As for Bozek and Barrett, the evidence shows that they were assigned as investigator and supervisor, respectively, to the IAB complaint regarding Jensen's conduct. Statement of Compl. 6, Mot. Summ. J. Ex. A. The investigator is primarily responsible for completing the investigation of the complaint, while the sergeant reviews the investigation before both officers confer with their lieutenant. Suey Dep. at 18:21-23.

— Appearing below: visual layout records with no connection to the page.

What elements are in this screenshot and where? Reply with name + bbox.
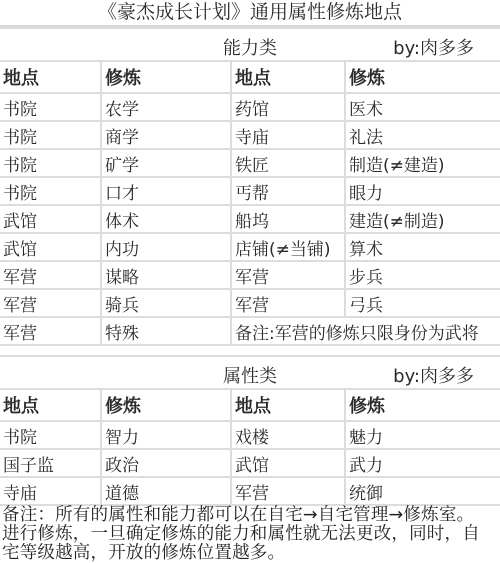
cell-place: 军营 <box>231 477 345 505</box>
cell-training: 谋略 <box>101 261 231 289</box>
cell-training: 建造(≠制造) <box>345 205 500 233</box>
footnote: 备注：所有的属性和能力都可以在自宅→自宅管理→修炼室。 进行修炼，一旦确定修炼的… <box>2 506 498 563</box>
cell-place: 军营 <box>0 289 101 317</box>
page-title: 《豪杰成长计划》通用属性修炼地点 <box>0 0 500 27</box>
footnote-line: 进行修炼，一旦确定修炼的能力和属性就无法更改，同时，自 <box>2 525 498 544</box>
cell-training: 武力 <box>345 449 500 477</box>
cell-place: 书院 <box>0 421 101 449</box>
cell-training: 口才 <box>101 177 231 205</box>
cell-note: 备注:军营的修炼只限身份为武将 <box>231 317 500 345</box>
table-row: 国子监 政治 武馆 武力 <box>0 449 500 477</box>
ability-table: 能力类 by:肉多多 地点 修炼 地点 修炼 书院 农学 药馆 医术 书院 商学… <box>0 27 500 346</box>
cell-training: 矿学 <box>101 149 231 177</box>
cell-training: 政治 <box>101 449 231 477</box>
table-row: 寺庙 道德 军营 统御 <box>0 477 500 505</box>
cell-training: 礼法 <box>345 121 500 149</box>
cell-place: 军营 <box>231 289 345 317</box>
table-row: 书院 矿学 铁匠 制造(≠建造) <box>0 149 500 177</box>
cell-training: 眼力 <box>345 177 500 205</box>
footnote-line: 宅等级越高，开放的修炼位置越多。 <box>2 544 498 563</box>
attribute-section-header: 属性类 by:肉多多 <box>0 356 500 389</box>
table-row: 武馆 内功 店铺(≠当铺) 算术 <box>0 233 500 261</box>
cell-place: 书院 <box>0 149 101 177</box>
cell-training: 统御 <box>345 477 500 505</box>
cell-training: 骑兵 <box>101 289 231 317</box>
footnote-line: 备注：所有的属性和能力都可以在自宅→自宅管理→修炼室。 <box>2 506 498 525</box>
cell-place: 铁匠 <box>231 149 345 177</box>
cell-training: 特殊 <box>101 317 231 345</box>
cell-place: 店铺(≠当铺) <box>231 233 345 261</box>
table-row: 武馆 体术 船坞 建造(≠制造) <box>0 205 500 233</box>
header-place: 地点 <box>231 389 345 421</box>
cell-training: 弓兵 <box>345 289 500 317</box>
cell-place: 武馆 <box>231 449 345 477</box>
cell-place: 军营 <box>0 261 101 289</box>
cell-training: 道德 <box>101 477 231 505</box>
author-label: by:肉多多 <box>393 362 474 388</box>
cell-place: 武馆 <box>0 233 101 261</box>
header-training: 修炼 <box>101 61 231 93</box>
cell-place: 寺庙 <box>0 477 101 505</box>
cell-training: 步兵 <box>345 261 500 289</box>
header-place: 地点 <box>231 61 345 93</box>
cell-training: 算术 <box>345 233 500 261</box>
cell-place: 丐帮 <box>231 177 345 205</box>
author-label: by:肉多多 <box>393 34 474 60</box>
cell-place: 船坞 <box>231 205 345 233</box>
table-row: 书院 智力 戏楼 魅力 <box>0 421 500 449</box>
table-row: 书院 农学 药馆 医术 <box>0 93 500 121</box>
cell-training: 体术 <box>101 205 231 233</box>
header-training: 修炼 <box>345 61 500 93</box>
table-row: 书院 口才 丐帮 眼力 <box>0 177 500 205</box>
cell-place: 书院 <box>0 93 101 121</box>
cell-training: 农学 <box>101 93 231 121</box>
cell-training: 智力 <box>101 421 231 449</box>
attribute-table: 属性类 by:肉多多 地点 修炼 地点 修炼 书院 智力 戏楼 魅力 国子监 政… <box>0 355 500 506</box>
cell-place: 书院 <box>0 121 101 149</box>
header-training: 修炼 <box>345 389 500 421</box>
table-row: 军营 特殊 备注:军营的修炼只限身份为武将 <box>0 317 500 345</box>
cell-place: 寺庙 <box>231 121 345 149</box>
table-header-row: 地点 修炼 地点 修炼 <box>0 61 500 93</box>
cell-place: 戏楼 <box>231 421 345 449</box>
header-place: 地点 <box>0 389 101 421</box>
cell-place: 药馆 <box>231 93 345 121</box>
table-header-row: 地点 修炼 地点 修炼 <box>0 389 500 421</box>
header-training: 修炼 <box>101 389 231 421</box>
cell-place: 书院 <box>0 177 101 205</box>
cell-place: 武馆 <box>0 205 101 233</box>
cell-training: 医术 <box>345 93 500 121</box>
ability-section-header: 能力类 by:肉多多 <box>0 28 500 61</box>
table-row: 书院 商学 寺庙 礼法 <box>0 121 500 149</box>
table-row: 军营 谋略 军营 步兵 <box>0 261 500 289</box>
table-row: 军营 骑兵 军营 弓兵 <box>0 289 500 317</box>
cell-training: 制造(≠建造) <box>345 149 500 177</box>
cell-place: 军营 <box>0 317 101 345</box>
cell-training: 魅力 <box>345 421 500 449</box>
cell-training: 内功 <box>101 233 231 261</box>
cell-training: 商学 <box>101 121 231 149</box>
header-place: 地点 <box>0 61 101 93</box>
cell-place: 军营 <box>231 261 345 289</box>
cell-place: 国子监 <box>0 449 101 477</box>
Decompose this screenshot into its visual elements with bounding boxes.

Based upon this evidence, genuine issues of material fact exist as to (1) whether Walsh, Barrett, or Bozek set in motion a series of actions by Jensen's commanding officers which they knew (or reasonably should have known) would lead to the alleged violation of Jensen's First Amendment rights, and (2) whether Jensen's chain of command never would have made the decision to suspend him but for the conduct of Walsh, Barrett, or Bozek. There is no evidence in the record to confirm that such a disciplinary process could have occurred without the participation of these officers. Indeed, the record supports an inference that this was the normal process by which discipline was imposed, that the Defendants were therefore an indispensable part of the imposition of discipline on Jensen.
The Court also finds that the individual Defendants are not entitled to qualified immunity. In reaching this decision, the Court observes that the relevant question for purposes of qualified immunity is not (as Defendants argue) whether they were entitled to investigate Jensen, as that is not the conduct that he alleges violated his First Amendment rights. Instead, the Court analyzes the decision to issue a disposition recommending discipline for the violation of Criticism of Official Acts.
"Qualified immunity shields federal and state officials from money damages unless a plaintiff pleads facts showing (1) that the official violated a statutory or constitutional right, and (2) that the right was `clearly established' at the time of the challenged conduct."
The Court finds that Walsh, Barrett, and Bozek are not entitled to qualified immunity. First, as explained above, the Court has found that Jensen spoke as a private citizen on a matter of public concern and that there are genuine issues of material fact as to whether Jensen's speech was a substantial or motivating factor for his discipline and whether Defendants personally participated in the alleged violation. Therefore, resolving all disputes in favor of Defendant, the Court finds that Defendants violated Jensen's First Amendment Rights for the purposes of its analysis of qualified immunity.
Second, the Court finds that Jensen's right to be free from retaliation for engaging in protected speech was clearly established when he was disciplined in January 2014. "[I]n 1968, the Supreme Court established that public employees have a First Amendment right to be free from retaliation for commenting on matters of public concern, even when the protected comments are critical of their employers."
It was also clearly established that Jensen's speech was made as a private citizen on a matter of public concern. In 2004, the Ninth Circuit held that "[u]nlawful conduct by a government employee," which is what Jensen's speech alleged, "is a matter of public concern."
Defendants argue correctly that "a reasonable but mistaken belief that [their] conduct was lawful would result in the grant of qualified immunity."
For the reasons stated above,
IT IS ORDERED that Defendants' Motion for Summary Judgment (ECF No. 28) is DENIED.